No matter how you slice it, the evidence doesn't support your assertion.

cwtnospam 09-09-2009 09:28 PM

Quote:

Originally Posted by J Christopher (Post 551697)
Yes, they would have. Did you even read my previous post?

Sure I did. You're assuming that because the banks were willing to make bad loans, they'd have had the same number of people available to make bad loans to. I'm assuming that while the banks would have been willing to make bad loans, they'd have had many more qualified people to give loans and fewer unqualified people to take them. That would have brought down the number of bad loans.

Quote:

Originally Posted by J Christopher (Post 551697)
No, they wouldn't have. Sorry, but many, many people who were unable to pay their mortgages were unable to do so because the mortgage payments went up, not because they lost their jobs.

No, those people got adjustable rate mortgages because of the banking industry's ridiculous idea that they could mitigate the risks of giving bad loans by charging more for them, but hiding the fees with low starter rates.

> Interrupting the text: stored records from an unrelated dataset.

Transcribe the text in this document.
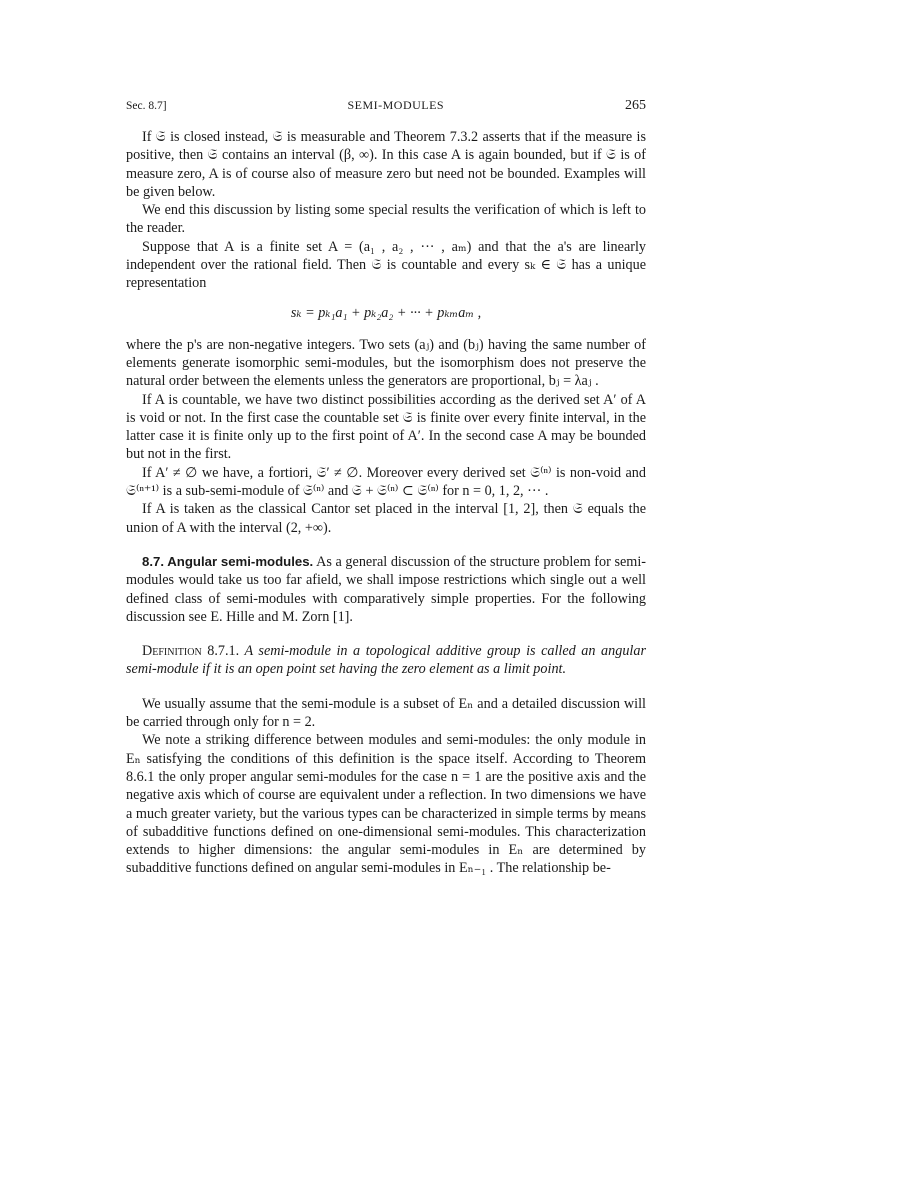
Sec. 8.7]	SEMI-MODULES	265

If 𝔖 is closed instead, 𝔖 is measurable and Theorem 7.3.2 asserts that if the measure is positive, then 𝔖 contains an interval (β, ∞). In this case A is again bounded, but if 𝔖 is of measure zero, A is of course also of measure zero but need not be bounded. Examples will be given below.

We end this discussion by listing some special results the verification of which is left to the reader.

Suppose that A is a finite set A = (a₁ , a₂ , ··· , aₘ) and that the a's are linearly independent over the rational field. Then 𝔖 is countable and every sₖ ∈ 𝔖 has a unique representation

sₖ = pₖ₁a₁ + pₖ₂a₂ + ··· + pₖₘaₘ ,

where the p's are non-negative integers. Two sets (aⱼ) and (bⱼ) having the same number of elements generate isomorphic semi-modules, but the isomorphism does not preserve the natural order between the elements unless the generators are proportional, bⱼ = λaⱼ .

If A is countable, we have two distinct possibilities according as the derived set A′ of A is void or not. In the first case the countable set 𝔖 is finite over every finite interval, in the latter case it is finite only up to the first point of A′. In the second case A may be bounded but not in the first.

If A′ ≠ ∅ we have, a fortiori, 𝔖′ ≠ ∅. Moreover every derived set 𝔖⁽ⁿ⁾ is non-void and 𝔖⁽ⁿ⁺¹⁾ is a sub-semi-module of 𝔖⁽ⁿ⁾ and 𝔖 + 𝔖⁽ⁿ⁾ ⊂ 𝔖⁽ⁿ⁾ for n = 0, 1, 2, ··· .

If A is taken as the classical Cantor set placed in the interval [1, 2], then 𝔖 equals the union of A with the interval (2, +∞).

8.7. Angular semi-modules. As a general discussion of the structure problem for semi-modules would take us too far afield, we shall impose restrictions which single out a well defined class of semi-modules with comparatively simple properties. For the following discussion see E. Hille and M. Zorn [1].

Definition 8.7.1. A semi-module in a topological additive group is called an angular semi-module if it is an open point set having the zero element as a limit point.

We usually assume that the semi-module is a subset of Eₙ and a detailed discussion will be carried through only for n = 2.

We note a striking difference between modules and semi-modules: the only module in Eₙ satisfying the conditions of this definition is the space itself. According to Theorem 8.6.1 the only proper angular semi-modules for the case n = 1 are the positive axis and the negative axis which of course are equivalent under a reflection. In two dimensions we have a much greater variety, but the various types can be characterized in simple terms by means of subadditive functions defined on one-dimensional semi-modules. This characterization extends to higher dimensions: the angular semi-modules in Eₙ are determined by subadditive functions defined on angular semi-modules in Eₙ₋₁ . The relationship be-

Once again, if those people had better paying jobs, they wouldn't have needed the low starter rates and would have qualified for better, less risky loans. And we're back to jobs again.

J Christopher 09-09-2009 09:36 PM

Quote:

Originally Posted by cwtnospam (Post 551764)
Sure I did. You're assuming that because the banks were willing to make bad loans, they'd have had the same number of people available to make bad loans to. I'm assuming that while the banks would have been willing to make bad loans, they'd have had many more qualified people to give loans and fewer unqualified people to take them. That would have brought down the number of bad loans.

Feel free to explain what the banks used for a crystal ball to see into the future in order to turn down loans top those who would lose their jobs after taking out loans if approved. Your argument rests on the banks having such an ability, at least if the argument is to be considered logical.

Quote:

Once again, if those people had better paying jobs, they wouldn't have needed the low starter rates and would have qualified for better, less risky loans. And we're back to jobs again.
No, you're back to the jobs issue again. Those of us who have actually researched the causes of the crisis realize that there were other reasons that played a MUCH larger role.

cwtnospam 09-09-2009 10:00 PM

No crystal ball necessary! They gave ARMs to people with poor credit and/or high debt/income ratios. The knew these people would have trouble, which is why they tried to charge them more. Completely illogical, but that's the way the banks did it!

Yes, those other issues figured more prominently in the specifics of the crisis, but that doesn't mean they played a larger role. Think of it this way: if everyone made great wages, they'd have been like my in-laws who paid cash for their home in the early 60s. No chance of a bad loan there, no matter what the banks did! Who pays cash for their first home in the US now? Practically no one, but it was fairly common 50 years ago when people were paid well.